Colocar de castigo ou privar a criança de seus brinquedos?




Quando se fala em punir crianças, muitos pais e educadores discordam dos métodos. Programas de TV que falam da educação de filhos como o da Super Nanny estimulam o diálogo e a boa conversa para que os pequenos entendam seus erros. Contudo, eventualmente uma punição mais severa pode ser necessária. Mas como esta deve ser aplicada: de forma pacífica ou com um toque a mais de severidade?

castigo em crianças

No primeiro erro, uma conversa pode ser o bastante

Se há um bom diálogo entre pai e filho, uma conversa pode resolver. Filhos obedientes e amigos dos pais sentem medo de decepcionar e quando escutam que erro, corrigem o erro de pronto. A criança também não pode ser punida sem saber porque está errando, por ignorância. Você também não gosta de ter que pagar uma multa sem saber nem por que errou, não é mesmo?

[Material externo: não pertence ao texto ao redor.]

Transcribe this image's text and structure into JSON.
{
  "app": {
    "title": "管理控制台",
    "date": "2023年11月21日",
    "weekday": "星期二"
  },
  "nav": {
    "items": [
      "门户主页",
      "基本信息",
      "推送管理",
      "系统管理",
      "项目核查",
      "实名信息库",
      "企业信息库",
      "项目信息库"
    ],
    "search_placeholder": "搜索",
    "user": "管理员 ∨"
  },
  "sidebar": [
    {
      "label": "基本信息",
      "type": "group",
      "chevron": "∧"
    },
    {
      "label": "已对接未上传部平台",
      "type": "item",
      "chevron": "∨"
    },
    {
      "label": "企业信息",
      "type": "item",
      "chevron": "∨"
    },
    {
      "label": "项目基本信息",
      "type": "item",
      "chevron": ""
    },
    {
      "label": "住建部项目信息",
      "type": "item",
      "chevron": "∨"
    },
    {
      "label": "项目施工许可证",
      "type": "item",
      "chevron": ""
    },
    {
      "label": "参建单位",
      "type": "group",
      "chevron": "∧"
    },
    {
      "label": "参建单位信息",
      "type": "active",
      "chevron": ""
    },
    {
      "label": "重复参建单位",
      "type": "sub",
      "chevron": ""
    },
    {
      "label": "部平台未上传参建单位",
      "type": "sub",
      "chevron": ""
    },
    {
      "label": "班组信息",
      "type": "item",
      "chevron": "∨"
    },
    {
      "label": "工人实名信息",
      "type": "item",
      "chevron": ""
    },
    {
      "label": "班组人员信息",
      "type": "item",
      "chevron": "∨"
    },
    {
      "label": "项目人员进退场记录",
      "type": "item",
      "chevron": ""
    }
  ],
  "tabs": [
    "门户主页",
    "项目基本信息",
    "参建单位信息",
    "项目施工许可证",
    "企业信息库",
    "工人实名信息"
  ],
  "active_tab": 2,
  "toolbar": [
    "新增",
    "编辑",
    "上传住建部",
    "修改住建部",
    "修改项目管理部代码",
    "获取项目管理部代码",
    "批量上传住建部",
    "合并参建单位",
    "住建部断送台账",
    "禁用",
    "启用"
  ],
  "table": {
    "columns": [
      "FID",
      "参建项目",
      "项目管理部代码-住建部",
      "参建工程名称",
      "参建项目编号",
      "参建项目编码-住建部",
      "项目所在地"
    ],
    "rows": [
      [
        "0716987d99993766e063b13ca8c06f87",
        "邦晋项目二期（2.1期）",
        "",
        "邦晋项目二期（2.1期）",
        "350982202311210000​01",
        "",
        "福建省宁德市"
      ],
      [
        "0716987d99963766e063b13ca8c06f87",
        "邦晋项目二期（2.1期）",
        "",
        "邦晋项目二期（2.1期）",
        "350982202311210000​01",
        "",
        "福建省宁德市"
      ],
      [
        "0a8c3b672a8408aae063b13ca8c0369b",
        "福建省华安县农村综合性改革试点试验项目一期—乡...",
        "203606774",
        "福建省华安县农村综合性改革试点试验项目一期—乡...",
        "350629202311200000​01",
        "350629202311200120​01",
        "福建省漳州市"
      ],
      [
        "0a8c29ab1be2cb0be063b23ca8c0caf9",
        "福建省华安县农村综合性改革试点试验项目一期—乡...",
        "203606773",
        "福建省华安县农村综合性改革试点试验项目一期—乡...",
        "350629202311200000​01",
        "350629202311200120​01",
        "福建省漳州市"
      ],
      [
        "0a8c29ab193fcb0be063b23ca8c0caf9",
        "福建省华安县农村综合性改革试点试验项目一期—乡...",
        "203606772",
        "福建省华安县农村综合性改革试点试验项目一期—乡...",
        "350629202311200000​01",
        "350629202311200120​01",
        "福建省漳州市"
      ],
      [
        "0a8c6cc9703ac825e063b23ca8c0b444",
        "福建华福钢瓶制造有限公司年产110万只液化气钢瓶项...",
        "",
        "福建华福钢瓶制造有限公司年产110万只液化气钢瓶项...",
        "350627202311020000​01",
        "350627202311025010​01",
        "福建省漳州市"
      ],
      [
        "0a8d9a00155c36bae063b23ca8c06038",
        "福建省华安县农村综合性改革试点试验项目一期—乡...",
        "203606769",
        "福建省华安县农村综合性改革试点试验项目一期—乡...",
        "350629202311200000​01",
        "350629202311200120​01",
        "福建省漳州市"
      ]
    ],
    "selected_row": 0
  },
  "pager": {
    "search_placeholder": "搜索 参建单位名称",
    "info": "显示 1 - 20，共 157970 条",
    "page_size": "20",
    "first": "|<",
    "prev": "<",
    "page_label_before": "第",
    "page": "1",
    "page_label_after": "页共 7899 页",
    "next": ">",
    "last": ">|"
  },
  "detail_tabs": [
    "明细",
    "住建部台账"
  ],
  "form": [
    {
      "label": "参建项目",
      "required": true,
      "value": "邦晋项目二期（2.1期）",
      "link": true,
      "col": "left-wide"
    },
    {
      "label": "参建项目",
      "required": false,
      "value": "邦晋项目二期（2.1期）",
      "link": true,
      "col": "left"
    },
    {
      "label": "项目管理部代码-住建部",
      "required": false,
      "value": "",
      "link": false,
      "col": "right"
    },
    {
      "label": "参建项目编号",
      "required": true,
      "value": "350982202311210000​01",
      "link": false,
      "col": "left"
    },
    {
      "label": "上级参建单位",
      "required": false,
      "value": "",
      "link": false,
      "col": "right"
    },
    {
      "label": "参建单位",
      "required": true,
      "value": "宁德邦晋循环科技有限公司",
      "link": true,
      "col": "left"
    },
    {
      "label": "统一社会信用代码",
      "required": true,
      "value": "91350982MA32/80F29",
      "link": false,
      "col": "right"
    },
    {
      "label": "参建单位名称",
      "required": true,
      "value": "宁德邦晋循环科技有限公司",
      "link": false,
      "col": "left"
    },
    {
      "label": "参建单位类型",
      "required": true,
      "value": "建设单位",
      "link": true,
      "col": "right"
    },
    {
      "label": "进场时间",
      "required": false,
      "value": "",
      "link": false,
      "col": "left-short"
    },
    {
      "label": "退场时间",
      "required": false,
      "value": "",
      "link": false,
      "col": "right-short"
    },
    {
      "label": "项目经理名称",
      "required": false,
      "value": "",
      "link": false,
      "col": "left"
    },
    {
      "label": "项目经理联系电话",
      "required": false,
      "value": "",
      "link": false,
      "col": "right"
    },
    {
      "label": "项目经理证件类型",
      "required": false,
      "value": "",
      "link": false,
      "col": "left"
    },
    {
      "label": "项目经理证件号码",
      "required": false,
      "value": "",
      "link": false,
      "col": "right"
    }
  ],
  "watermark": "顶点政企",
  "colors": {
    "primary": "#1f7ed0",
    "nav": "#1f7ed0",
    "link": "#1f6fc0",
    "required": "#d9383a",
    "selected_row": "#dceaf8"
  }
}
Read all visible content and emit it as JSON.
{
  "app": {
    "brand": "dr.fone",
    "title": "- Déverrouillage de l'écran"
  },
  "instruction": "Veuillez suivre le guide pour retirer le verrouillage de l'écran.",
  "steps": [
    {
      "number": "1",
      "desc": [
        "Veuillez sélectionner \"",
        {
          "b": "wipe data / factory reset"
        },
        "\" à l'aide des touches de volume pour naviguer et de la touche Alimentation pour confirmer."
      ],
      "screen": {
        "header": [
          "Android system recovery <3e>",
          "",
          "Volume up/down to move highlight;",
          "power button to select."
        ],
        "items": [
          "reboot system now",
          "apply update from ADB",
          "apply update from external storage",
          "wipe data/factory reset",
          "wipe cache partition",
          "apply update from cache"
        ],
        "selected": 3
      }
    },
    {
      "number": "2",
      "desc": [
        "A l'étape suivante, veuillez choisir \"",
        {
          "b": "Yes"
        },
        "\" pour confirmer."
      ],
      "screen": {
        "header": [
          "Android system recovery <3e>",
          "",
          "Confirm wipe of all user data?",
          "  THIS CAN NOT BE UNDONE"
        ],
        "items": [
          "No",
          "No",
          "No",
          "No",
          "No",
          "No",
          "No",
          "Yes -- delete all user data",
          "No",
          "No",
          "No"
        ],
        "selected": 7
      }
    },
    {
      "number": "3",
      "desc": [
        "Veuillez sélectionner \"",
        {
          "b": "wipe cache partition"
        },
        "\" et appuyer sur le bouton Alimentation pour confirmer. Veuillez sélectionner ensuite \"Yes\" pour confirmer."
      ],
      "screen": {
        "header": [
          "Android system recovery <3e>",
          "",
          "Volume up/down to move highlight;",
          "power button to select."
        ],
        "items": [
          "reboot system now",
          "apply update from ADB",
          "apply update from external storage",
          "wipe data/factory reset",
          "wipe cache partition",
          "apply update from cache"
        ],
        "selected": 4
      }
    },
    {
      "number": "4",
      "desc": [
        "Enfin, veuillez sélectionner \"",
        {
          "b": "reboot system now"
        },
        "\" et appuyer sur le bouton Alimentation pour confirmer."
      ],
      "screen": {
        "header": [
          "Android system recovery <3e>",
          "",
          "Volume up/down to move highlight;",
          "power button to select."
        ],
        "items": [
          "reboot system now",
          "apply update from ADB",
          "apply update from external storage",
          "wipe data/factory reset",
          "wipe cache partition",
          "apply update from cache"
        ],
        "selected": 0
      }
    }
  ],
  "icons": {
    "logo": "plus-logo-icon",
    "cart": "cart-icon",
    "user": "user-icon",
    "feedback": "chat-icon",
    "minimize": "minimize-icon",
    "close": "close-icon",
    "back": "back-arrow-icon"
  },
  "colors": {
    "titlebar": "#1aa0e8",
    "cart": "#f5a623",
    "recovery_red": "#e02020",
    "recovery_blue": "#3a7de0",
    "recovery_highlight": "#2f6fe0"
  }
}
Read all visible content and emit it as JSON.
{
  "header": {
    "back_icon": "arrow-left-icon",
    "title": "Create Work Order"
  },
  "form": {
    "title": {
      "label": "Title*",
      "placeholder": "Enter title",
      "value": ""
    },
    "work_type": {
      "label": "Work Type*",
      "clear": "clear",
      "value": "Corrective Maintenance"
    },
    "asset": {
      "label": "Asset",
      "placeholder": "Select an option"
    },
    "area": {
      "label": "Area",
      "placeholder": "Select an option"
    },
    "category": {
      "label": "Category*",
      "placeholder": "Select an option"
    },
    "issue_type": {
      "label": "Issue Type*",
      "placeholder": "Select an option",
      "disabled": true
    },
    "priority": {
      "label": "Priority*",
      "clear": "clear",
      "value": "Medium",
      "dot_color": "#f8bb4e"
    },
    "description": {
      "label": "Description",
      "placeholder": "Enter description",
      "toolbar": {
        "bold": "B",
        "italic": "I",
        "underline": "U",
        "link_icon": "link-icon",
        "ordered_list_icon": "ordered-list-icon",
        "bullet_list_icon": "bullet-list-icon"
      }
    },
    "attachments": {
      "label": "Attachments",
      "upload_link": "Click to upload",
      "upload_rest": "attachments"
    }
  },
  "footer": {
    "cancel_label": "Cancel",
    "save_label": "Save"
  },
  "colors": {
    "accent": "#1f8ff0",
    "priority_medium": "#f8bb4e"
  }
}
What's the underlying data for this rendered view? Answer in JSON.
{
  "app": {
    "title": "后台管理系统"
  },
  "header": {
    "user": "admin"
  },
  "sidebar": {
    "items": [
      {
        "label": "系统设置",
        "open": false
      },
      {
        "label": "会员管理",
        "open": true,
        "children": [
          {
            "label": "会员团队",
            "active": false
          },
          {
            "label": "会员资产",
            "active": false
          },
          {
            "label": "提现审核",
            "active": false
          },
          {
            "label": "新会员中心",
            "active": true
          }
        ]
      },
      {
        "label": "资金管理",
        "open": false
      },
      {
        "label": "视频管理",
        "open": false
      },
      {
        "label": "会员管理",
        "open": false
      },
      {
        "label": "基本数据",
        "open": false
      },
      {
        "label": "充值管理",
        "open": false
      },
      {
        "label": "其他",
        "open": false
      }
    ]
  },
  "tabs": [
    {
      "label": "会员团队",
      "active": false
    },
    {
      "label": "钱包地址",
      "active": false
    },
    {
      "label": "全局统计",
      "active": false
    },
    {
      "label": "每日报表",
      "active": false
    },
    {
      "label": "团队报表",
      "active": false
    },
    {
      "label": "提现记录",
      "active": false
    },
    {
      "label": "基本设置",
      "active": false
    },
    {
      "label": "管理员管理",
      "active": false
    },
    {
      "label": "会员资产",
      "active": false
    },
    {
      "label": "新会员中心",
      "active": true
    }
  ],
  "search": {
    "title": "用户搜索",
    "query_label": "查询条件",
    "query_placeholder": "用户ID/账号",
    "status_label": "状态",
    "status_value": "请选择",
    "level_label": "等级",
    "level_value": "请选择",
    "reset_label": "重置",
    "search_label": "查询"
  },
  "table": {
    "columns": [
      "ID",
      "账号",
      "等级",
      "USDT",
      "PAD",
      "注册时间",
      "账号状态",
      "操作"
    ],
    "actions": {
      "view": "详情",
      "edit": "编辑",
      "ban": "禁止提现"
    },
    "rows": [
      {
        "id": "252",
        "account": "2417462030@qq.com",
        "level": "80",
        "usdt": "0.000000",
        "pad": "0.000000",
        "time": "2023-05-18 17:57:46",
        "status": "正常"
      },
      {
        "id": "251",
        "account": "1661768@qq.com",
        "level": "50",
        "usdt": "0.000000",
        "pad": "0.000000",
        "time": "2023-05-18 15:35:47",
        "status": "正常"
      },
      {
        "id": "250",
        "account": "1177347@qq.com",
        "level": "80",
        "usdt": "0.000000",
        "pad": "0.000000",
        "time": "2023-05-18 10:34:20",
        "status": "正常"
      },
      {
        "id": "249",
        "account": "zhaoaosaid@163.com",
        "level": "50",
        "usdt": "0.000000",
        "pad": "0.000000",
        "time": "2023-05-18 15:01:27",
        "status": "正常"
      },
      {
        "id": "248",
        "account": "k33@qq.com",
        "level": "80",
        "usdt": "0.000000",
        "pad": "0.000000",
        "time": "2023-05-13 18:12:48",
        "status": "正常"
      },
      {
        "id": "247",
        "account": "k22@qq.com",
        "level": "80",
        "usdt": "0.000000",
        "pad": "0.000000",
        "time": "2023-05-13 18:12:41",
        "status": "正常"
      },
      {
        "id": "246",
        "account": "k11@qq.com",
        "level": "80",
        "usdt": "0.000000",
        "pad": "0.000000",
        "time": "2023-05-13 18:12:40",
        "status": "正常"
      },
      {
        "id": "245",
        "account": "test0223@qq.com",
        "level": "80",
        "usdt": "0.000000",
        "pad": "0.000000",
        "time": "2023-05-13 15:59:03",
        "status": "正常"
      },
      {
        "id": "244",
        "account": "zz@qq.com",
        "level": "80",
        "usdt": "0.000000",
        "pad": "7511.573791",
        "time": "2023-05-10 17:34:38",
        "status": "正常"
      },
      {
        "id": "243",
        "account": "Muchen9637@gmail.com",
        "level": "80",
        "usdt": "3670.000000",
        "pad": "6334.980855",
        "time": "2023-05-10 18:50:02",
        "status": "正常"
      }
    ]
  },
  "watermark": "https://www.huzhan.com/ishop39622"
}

O castigo é uma punição comum e autorizada por profissionais

O castigo é algo mais severo e por isso deve ser aplicado de acordo com a gravidade da situação. Se seu filho está cometendo o mesmo erro diversas vezes, merece um castigo que pode variar de horas sentado a minutos sem fazer nada, variando com a gravidade do ato. Mas mesmo assim deve haver uma conversa com o outro.

Privação de brinquedos nem sempre funciona

A privação de brinquedos a disponibilidade de outros e a opção de conversar ou ver TV ainda não é um castigo forte dependendo da gravidade do ato da criança. É preciso antes de aplicar a penalidade avaliar como a criança anda mostrando a sua mensagem. Se ela não liga porque é mais bacana a maldade do que o brinquedo, você pode pensar em conversa e até mesmo ajuda profissional. Se ela sente bastante por perder seu brinquedo, este pode ser o caminho correto para a educação do seu filho ao menos em sua fase de rebeldia.